The day before Thanksgiving I went to see Happy Feet 2. I haven’t seen a 3-D movie since 1965. At that time there were paper red/green glasses and it really wasn’t that great.

For a senior to go to a 3-D movie it costs $11.50, rather than $7 to see a regular flick. As Happy Feet without the 3-D was only playing at 10:40 AM, that sort of decided for me which one I would see.

Technology has really come a long way, and I must say the 3-D effects were really well done. First a notice came on the screen right after the Please Silence Your Phones. It said to put on your glasses. These were handed out as we entered the actual theater.

Now all the coming attractions were in 3-D. The movies were mostly cartoons, many with a pirate theme. I ducked a couple of times as swords were thrown toward the audience.

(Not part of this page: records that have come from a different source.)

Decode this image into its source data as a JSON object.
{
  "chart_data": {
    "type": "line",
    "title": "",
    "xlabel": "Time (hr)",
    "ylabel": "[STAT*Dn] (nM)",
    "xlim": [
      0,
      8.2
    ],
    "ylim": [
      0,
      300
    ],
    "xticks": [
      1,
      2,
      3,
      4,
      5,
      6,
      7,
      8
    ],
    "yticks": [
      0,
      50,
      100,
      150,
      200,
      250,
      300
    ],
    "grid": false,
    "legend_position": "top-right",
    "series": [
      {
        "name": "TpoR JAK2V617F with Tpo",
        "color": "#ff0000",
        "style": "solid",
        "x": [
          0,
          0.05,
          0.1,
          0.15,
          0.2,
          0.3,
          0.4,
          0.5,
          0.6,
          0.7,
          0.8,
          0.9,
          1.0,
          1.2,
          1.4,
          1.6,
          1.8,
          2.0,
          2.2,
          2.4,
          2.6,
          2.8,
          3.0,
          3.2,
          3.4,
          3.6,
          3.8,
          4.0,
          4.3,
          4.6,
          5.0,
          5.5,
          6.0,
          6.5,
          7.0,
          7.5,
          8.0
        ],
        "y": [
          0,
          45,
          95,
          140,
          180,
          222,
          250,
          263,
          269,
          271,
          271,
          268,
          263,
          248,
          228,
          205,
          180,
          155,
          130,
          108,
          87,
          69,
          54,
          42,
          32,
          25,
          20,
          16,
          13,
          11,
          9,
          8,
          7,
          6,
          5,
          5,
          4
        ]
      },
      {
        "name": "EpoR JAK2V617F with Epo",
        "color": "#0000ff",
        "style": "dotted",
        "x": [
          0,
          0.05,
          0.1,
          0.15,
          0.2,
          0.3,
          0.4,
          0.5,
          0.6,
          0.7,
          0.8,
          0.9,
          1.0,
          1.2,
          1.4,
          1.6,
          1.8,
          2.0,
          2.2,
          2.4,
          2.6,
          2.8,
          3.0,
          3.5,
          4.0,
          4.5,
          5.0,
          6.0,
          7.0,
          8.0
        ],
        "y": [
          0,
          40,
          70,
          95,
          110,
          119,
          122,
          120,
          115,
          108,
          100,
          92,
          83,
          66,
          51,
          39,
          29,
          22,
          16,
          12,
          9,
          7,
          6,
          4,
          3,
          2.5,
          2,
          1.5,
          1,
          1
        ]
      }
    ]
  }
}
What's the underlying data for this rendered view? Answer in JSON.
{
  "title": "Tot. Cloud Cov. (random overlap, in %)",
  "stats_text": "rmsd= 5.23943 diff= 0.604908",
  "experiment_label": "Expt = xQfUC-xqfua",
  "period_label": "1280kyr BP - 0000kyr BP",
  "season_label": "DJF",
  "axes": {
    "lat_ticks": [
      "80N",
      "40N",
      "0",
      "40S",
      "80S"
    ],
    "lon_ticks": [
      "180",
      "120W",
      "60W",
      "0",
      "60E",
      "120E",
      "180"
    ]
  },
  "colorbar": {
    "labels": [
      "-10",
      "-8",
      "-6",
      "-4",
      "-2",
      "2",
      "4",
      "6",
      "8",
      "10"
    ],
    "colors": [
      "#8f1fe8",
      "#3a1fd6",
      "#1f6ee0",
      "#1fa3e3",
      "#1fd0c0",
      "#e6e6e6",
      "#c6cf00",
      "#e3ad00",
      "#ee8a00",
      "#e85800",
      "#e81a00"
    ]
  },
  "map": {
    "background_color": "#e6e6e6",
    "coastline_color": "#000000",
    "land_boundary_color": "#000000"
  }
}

Then the feature presentation: I loved Happy Feet One, and was really looking forward to Happy Feet Two. It really wasn’t as good as the first one. I had been looking forward to hearing the voices of Brad Pitt and Matt Damon as two sea creatures, but they sounded so much alike, I couldn’t tell which one was which.

The story is simple. Mumbles is now grown up. He was the penquin who couldn’t sing, but was a great dancer. Now he is ‘married’ and has a child. Eric, the little child penquin can’t dance, but he has a beautiful singing voice.

There are messages throughout the flick concerning global warming and shifting of the glaciers in the AntArtic. This has a terrible effect on the wildlife in the area, in this case, stranding the penquins from the sea, which is where they get their food.

The end result would have been starvation for thousands of penquins if Mumbles and Eric and their friends hadn’t come to the aid of the stranded penquins.

By ‘dancing’ and stomping on the snow, they were able to cause an avalanche which made a hill that the penquins could climb.

I hope I didn’t ruin the ending for you. It is really sweet to see just how they were able to accomplish this feat. The best part was at the end of the movie when bubbles floated out into the audience and popped right in front of your nose.

p.s. The closest I ever came to seeing how animals help each other, was in 1995, when I bought two little kittens. The first night I had them at home, I put them in the kitchen where I thought they would be safe. The next morning when I came to check on them, there was only one kitten.

I searched everywhere and finally heard a little meow from under the sink. It seems that the kitten had crawled between the bottom of the sink and the floor through a little crack in the floorboard. I couldn’t even get my hand in the space.

But the other kitten took both paws, pushed them through the crack and pulled the other kitten out by its head.

This was so amazing to me, the slightly larger kitten, helping his little brother. Needless to say, I duct taped the crack so this wouldn’t happen again. Sort of like locking the barn, after the horse is stolen.